Le gouvernement malgache a annoncé, le 24 octobre, la perte de la nationalité malgache d’Andry Rajoelina, ancien président de la République. Le décret, signé par le Premier ministre Herintsalama Rajaonarivelo et publié au Journal officiel, confirme que l’ex-chef de l’État ne conserve plus que sa nationalité française. Cette décision, inédite dans l’histoire politique récente du pays, marque une rupture symbolique forte avec celui qui a dirigé Madagascar à deux reprises.

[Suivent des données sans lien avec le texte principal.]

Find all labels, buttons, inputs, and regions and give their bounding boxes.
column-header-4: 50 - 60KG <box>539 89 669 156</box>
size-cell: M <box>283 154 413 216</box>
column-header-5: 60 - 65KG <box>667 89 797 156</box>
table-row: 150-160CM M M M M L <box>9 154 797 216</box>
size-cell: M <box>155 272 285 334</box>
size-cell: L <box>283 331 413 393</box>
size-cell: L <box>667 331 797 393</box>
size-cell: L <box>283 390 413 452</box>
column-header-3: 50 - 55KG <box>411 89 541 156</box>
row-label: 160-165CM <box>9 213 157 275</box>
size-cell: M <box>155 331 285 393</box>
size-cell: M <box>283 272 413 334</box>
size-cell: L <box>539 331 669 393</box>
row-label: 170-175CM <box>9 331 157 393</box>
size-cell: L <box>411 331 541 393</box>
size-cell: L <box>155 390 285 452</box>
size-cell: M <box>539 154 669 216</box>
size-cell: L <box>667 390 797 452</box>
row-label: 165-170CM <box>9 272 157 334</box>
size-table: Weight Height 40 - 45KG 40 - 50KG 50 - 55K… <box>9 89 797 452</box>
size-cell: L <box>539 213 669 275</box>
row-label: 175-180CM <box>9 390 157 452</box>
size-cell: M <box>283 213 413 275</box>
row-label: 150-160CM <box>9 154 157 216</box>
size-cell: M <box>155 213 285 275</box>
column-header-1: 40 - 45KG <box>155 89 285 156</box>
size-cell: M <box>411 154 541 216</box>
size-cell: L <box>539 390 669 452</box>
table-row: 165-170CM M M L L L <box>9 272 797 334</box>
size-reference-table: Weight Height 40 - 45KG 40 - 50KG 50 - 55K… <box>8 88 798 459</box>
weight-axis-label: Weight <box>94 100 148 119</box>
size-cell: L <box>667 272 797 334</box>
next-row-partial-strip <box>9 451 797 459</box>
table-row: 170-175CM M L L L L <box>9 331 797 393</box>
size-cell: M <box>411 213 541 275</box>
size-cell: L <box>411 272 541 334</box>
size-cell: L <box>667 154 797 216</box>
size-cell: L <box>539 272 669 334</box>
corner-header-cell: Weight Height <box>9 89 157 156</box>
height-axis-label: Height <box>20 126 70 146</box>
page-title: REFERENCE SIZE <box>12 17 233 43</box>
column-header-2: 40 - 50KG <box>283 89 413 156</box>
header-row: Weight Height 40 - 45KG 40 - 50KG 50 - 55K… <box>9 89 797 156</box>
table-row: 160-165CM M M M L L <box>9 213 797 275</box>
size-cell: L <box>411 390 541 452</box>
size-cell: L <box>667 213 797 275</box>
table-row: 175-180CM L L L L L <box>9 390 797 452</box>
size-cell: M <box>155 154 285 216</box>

La décision repose sur l’article 42 du code de nationalité malgache de 1960, qui stipule qu’un citoyen perd sa nationalité s’il acquiert volontairement une nationalité étrangère. En 2014, Andry Rajoelina avait obtenu la nationalité française par naturalisation, selon un décret signé par le Premier ministre de l’époque, Manuel Valls. Cette acquisition, volontaire et personnelle, suffit légalement à entraîner la perte de la nationalité malgache.

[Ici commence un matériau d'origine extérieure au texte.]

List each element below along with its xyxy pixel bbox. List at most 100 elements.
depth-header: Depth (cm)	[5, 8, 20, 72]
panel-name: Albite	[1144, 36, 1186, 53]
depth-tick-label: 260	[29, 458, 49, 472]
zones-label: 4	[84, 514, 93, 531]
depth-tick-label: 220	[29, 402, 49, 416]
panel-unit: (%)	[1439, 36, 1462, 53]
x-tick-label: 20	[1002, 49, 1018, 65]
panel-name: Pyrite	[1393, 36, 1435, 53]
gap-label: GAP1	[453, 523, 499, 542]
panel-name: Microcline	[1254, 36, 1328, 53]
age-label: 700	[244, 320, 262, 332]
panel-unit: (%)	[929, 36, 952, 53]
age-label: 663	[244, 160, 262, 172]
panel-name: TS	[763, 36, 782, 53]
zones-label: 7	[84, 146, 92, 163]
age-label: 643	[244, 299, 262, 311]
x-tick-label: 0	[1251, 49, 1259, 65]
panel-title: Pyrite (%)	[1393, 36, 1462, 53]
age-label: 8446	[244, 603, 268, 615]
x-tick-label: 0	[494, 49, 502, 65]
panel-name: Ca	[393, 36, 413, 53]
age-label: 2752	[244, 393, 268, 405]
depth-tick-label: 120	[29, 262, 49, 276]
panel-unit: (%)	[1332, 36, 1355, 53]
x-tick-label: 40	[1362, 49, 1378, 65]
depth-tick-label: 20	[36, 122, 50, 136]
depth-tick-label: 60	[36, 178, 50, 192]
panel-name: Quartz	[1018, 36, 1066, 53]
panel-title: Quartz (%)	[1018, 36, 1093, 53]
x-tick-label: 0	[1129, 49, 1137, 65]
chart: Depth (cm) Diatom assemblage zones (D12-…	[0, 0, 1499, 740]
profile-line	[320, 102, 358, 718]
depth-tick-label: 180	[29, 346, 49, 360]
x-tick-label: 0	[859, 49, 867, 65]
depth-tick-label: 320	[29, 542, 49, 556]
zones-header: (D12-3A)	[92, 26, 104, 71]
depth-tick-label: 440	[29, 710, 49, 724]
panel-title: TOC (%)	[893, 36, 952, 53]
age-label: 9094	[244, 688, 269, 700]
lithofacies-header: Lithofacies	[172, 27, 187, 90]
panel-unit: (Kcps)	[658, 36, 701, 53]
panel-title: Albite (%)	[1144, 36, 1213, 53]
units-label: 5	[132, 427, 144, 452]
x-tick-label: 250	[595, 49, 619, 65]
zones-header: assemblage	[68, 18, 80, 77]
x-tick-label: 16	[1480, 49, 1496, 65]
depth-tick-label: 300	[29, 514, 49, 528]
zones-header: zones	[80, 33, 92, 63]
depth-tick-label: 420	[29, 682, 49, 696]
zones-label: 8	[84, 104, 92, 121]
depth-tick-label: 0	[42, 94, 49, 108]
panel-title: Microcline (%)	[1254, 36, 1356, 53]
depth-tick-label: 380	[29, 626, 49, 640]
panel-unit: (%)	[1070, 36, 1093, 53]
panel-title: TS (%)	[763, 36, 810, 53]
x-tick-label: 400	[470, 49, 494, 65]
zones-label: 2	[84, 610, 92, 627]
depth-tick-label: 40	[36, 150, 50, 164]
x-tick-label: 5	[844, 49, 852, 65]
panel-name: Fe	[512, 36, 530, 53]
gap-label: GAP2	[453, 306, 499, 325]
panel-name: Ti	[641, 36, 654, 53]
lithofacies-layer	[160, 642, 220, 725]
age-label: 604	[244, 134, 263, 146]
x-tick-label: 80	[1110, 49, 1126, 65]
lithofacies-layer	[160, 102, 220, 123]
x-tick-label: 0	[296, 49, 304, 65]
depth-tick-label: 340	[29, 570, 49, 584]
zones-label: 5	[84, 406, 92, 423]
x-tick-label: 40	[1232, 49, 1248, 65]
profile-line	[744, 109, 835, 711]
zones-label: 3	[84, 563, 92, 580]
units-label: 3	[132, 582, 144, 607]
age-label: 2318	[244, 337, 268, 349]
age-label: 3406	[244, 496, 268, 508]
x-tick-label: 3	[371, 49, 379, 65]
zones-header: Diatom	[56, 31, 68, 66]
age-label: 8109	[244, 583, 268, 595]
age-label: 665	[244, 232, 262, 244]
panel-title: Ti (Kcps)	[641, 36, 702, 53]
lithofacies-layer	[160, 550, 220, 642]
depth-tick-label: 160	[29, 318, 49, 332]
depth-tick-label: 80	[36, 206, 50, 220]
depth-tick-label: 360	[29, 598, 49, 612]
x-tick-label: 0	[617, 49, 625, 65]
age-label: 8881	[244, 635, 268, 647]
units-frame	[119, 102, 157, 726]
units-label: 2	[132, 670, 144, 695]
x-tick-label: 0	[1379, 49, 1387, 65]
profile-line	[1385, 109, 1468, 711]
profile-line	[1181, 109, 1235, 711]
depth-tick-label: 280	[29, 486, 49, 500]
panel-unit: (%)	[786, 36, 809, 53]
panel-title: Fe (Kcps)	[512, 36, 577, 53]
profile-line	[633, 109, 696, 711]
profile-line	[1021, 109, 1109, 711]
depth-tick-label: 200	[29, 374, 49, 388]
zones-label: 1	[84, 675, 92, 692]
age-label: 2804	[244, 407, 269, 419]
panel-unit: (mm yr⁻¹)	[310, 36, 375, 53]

Pendant près d’une décennie, Rajoelina avait gardé secrète sa double nationalité. Ce n’est qu’en juin 2023, à quelques mois de l’élection présidentielle, que la révélation de sa naturalisation française a éclaté au grand jour. L’affaire avait alors provoqué une onde de choc dans le paysage politique malgache, certains y voyant une trahison, d’autres un calcul opportuniste. Face aux critiques, l’ancien président avait justifié sa démarche par des raisons familiales, expliquant avoir voulu faciliter les études de ses enfants en France.

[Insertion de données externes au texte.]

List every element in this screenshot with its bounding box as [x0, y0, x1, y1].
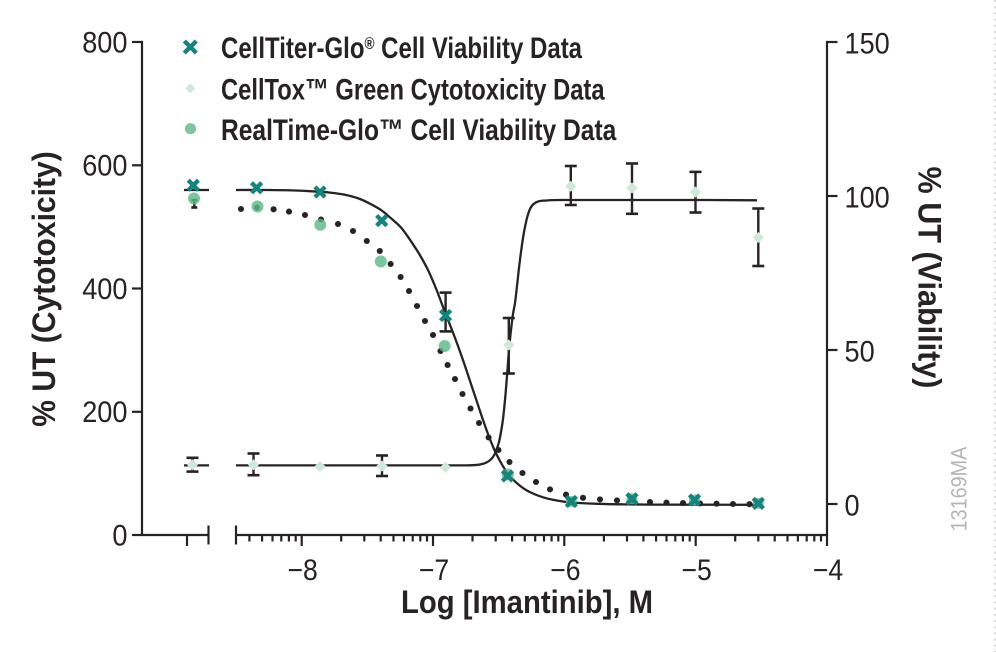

Cette perte de nationalité a des implications immédiates : Andry Rajoelina ne pourra plus se présenter à une élection présidentielle à Madagascar. La Constitution réserve en effet cette possibilité aux seuls citoyens malgaches. Cette exclusion marque un tournant dans la carrière d’un homme qui, depuis la transition de 2009, a profondément influencé la vie politique de la Grande Île. Pour certains observateurs, il s’agit d’une « fin de cycle » logique après des années de controverse sur sa légitimité.
Dans le camp de l’ancien président, la décision est vécue comme une humiliation politique. Ses partisans dénoncent une manœuvre visant à l’écarter durablement du jeu politique. D’autres, au contraire, saluent une application stricte de la loi, perçue comme un signal fort du retour à l’État de droit. À court terme, cette décision pourrait rebattre les cartes du paysage politique malgache, déjà fragilisé par les divisions internes et la perte de confiance envers les institutions.
Au-delà du cas Rajoelina, cette affaire interroge sur la solidité juridique et morale du système politique malgache. La dissimulation d’une double nationalité pendant plusieurs années, sans conséquence institutionnelle, montre les failles des mécanismes de transparence et de contrôle. La perte officielle de nationalité, aujourd’hui actée, apparaît moins comme un acte de justice tardive que comme le révélateur d’un dysfonctionnement profond entre la légalité, la morale et la pratique du pouvoir à Madagascar.